Her former manager Lutfi was understood to pose a serious enough threat to her and her family that Los Angeles Superior Court Judge Brenda Penny granted the restraining order against Lutfi on Thursday. While Lutfi was present for the hearing, Britney wasn't there - her father, Jamie Spears, and lawyers were speaking on the pop star's behalf.
Penny rejected arguments from Marc Gans, Lutfi's attorney, that the order is an unconstitutional restraint on his free speech, calling his testimony evasive and extending the temporary restraining order she first issued on May 8.
Britney had actually gone to court last month seeking a temporary restraining order. She claimed that Lutfi was attempting to harass her by getting in touch with her mother and adding fuel to the #FreeBritney movement that wants her out of her conservatorship.
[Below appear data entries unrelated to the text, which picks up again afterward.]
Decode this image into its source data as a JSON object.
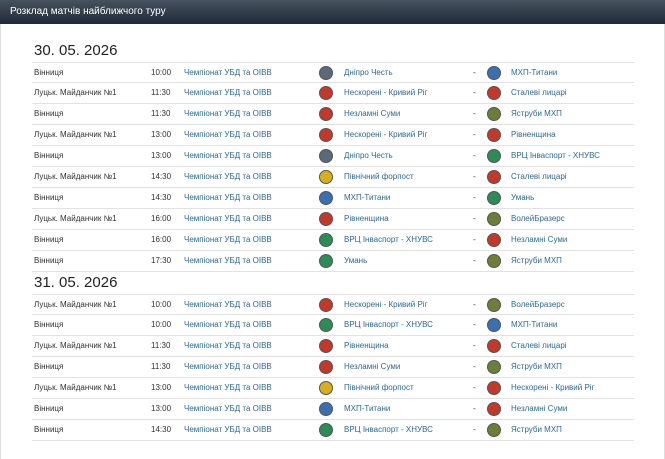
{
  "header": {
    "title": "Розклад матчів найближчого туру"
  },
  "days": [
    {
      "date": "30. 05. 2026",
      "matches": [
        {
          "venue": "Вінниця",
          "time": "10:00",
          "tournament": "Чемпіонат УБД та ОІВВ",
          "home": "Дніпро Честь",
          "separator": "-",
          "away": "МХП-Титани"
        },
        {
          "venue": "Луцьк. Майданчик №1",
          "time": "11:30",
          "tournament": "Чемпіонат УБД та ОІВВ",
          "home": "Нескорені - Кривий Ріг",
          "separator": "-",
          "away": "Сталеві лицарі"
        },
        {
          "venue": "Вінниця",
          "time": "11:30",
          "tournament": "Чемпіонат УБД та ОІВВ",
          "home": "Незламні Суми",
          "separator": "-",
          "away": "Яструби МХП"
        },
        {
          "venue": "Луцьк. Майданчик №1",
          "time": "13:00",
          "tournament": "Чемпіонат УБД та ОІВВ",
          "home": "Нескорені - Кривий Ріг",
          "separator": "-",
          "away": "Рівненщина"
        },
        {
          "venue": "Вінниця",
          "time": "13:00",
          "tournament": "Чемпіонат УБД та ОІВВ",
          "home": "Дніпро Честь",
          "separator": "-",
          "away": "ВРЦ Інваспорт - ХНУВС"
        },
        {
          "venue": "Луцьк. Майданчик №1",
          "time": "14:30",
          "tournament": "Чемпіонат УБД та ОІВВ",
          "home": "Північний форпост",
          "separator": "-",
          "away": "Сталеві лицарі"
        },
        {
          "venue": "Вінниця",
          "time": "14:30",
          "tournament": "Чемпіонат УБД та ОІВВ",
          "home": "МХП-Титани",
          "separator": "-",
          "away": "Умань"
        },
        {
          "venue": "Луцьк. Майданчик №1",
          "time": "16:00",
          "tournament": "Чемпіонат УБД та ОІВВ",
          "home": "Рівненщина",
          "separator": "-",
          "away": "ВолейБразерс"
        },
        {
          "venue": "Вінниця",
          "time": "16:00",
          "tournament": "Чемпіонат УБД та ОІВВ",
          "home": "ВРЦ Інваспорт - ХНУВС",
          "separator": "-",
          "away": "Незламні Суми"
        },
        {
          "venue": "Вінниця",
          "time": "17:30",
          "tournament": "Чемпіонат УБД та ОІВВ",
          "home": "Умань",
          "separator": "-",
          "away": "Яструби МХП"
        }
      ]
    },
    {
      "date": "31. 05. 2026",
      "matches": [
        {
          "venue": "Луцьк. Майданчик №1",
          "time": "10:00",
          "tournament": "Чемпіонат УБД та ОІВВ",
          "home": "Нескорені - Кривий Ріг",
          "separator": "-",
          "away": "ВолейБразерс"
        },
        {
          "venue": "Вінниця",
          "time": "10:00",
          "tournament": "Чемпіонат УБД та ОІВВ",
          "home": "ВРЦ Інваспорт - ХНУВС",
          "separator": "-",
          "away": "МХП-Титани"
        },
        {
          "venue": "Луцьк. Майданчик №1",
          "time": "11:30",
          "tournament": "Чемпіонат УБД та ОІВВ",
          "home": "Рівненщина",
          "separator": "-",
          "away": "Сталеві лицарі"
        },
        {
          "venue": "Вінниця",
          "time": "11:30",
          "tournament": "Чемпіонат УБД та ОІВВ",
          "home": "Незламні Суми",
          "separator": "-",
          "away": "Яструби МХП"
        },
        {
          "venue": "Луцьк. Майданчик №1",
          "time": "13:00",
          "tournament": "Чемпіонат УБД та ОІВВ",
          "home": "Північний форпост",
          "separator": "-",
          "away": "Нескорені - Кривий Ріг"
        },
        {
          "venue": "Вінниця",
          "time": "13:00",
          "tournament": "Чемпіонат УБД та ОІВВ",
          "home": "МХП-Титани",
          "separator": "-",
          "away": "Незламні Суми"
        },
        {
          "venue": "Вінниця",
          "time": "14:30",
          "tournament": "Чемпіонат УБД та ОІВВ",
          "home": "ВРЦ Інваспорт - ХНУВС",
          "separator": "-",
          "away": "Яструби МХП"
        }
      ]
    }
  ]
}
The singer's father also admitted under questioning from Gans that he does not have the most peaceful relationship with Britney. “Me and my daughter’s relationship has always been strained,” Spears said.
But in further testimony, Spears testified that Lutfi was close to Britney in 2007 and 2008 serving briefly as her manager, and was a “predator” on his family for more than a decade whose harassment has recently resumed. “I worried that he was trying to take down the conservatorship,” Spears said from the stand. “I was very angry. I was worried that we were right back in 2008.”
Spears and his lawyers suggested, which Penny agreed to, that Lutfi has attempted to incite fans who have used the social media hashtag #Free Britney to criticize the control that Spears and the court have had over the pop star for the past 11 years. Lutfi’s Twitter account, the subject of much of the testimony, consists almost entirely of posts critical of Britney's circumstances and of those surrounding her.
Lutfi also emphasized that he has made no direct contact with Britney herself, and suggested that her father and his lawyers were not speaking for her and had provided no evidence that she had in any way been harmed by Lutfi’s statements.
It is unclear if Britney wants out of the conservatorship herself, but she has expressed wanting more freedom in the past. For instance, the star really wants to own an iPhone, but her father, concerned with the dangers of social media, denied the request. When Britney took up the matter with a judge in the past, her father's decision was accepted.
The hearing was closed to the media and the public. Lutfi argues that he hadn't contacted Britney in a decade and that the order violates his constitutional rights.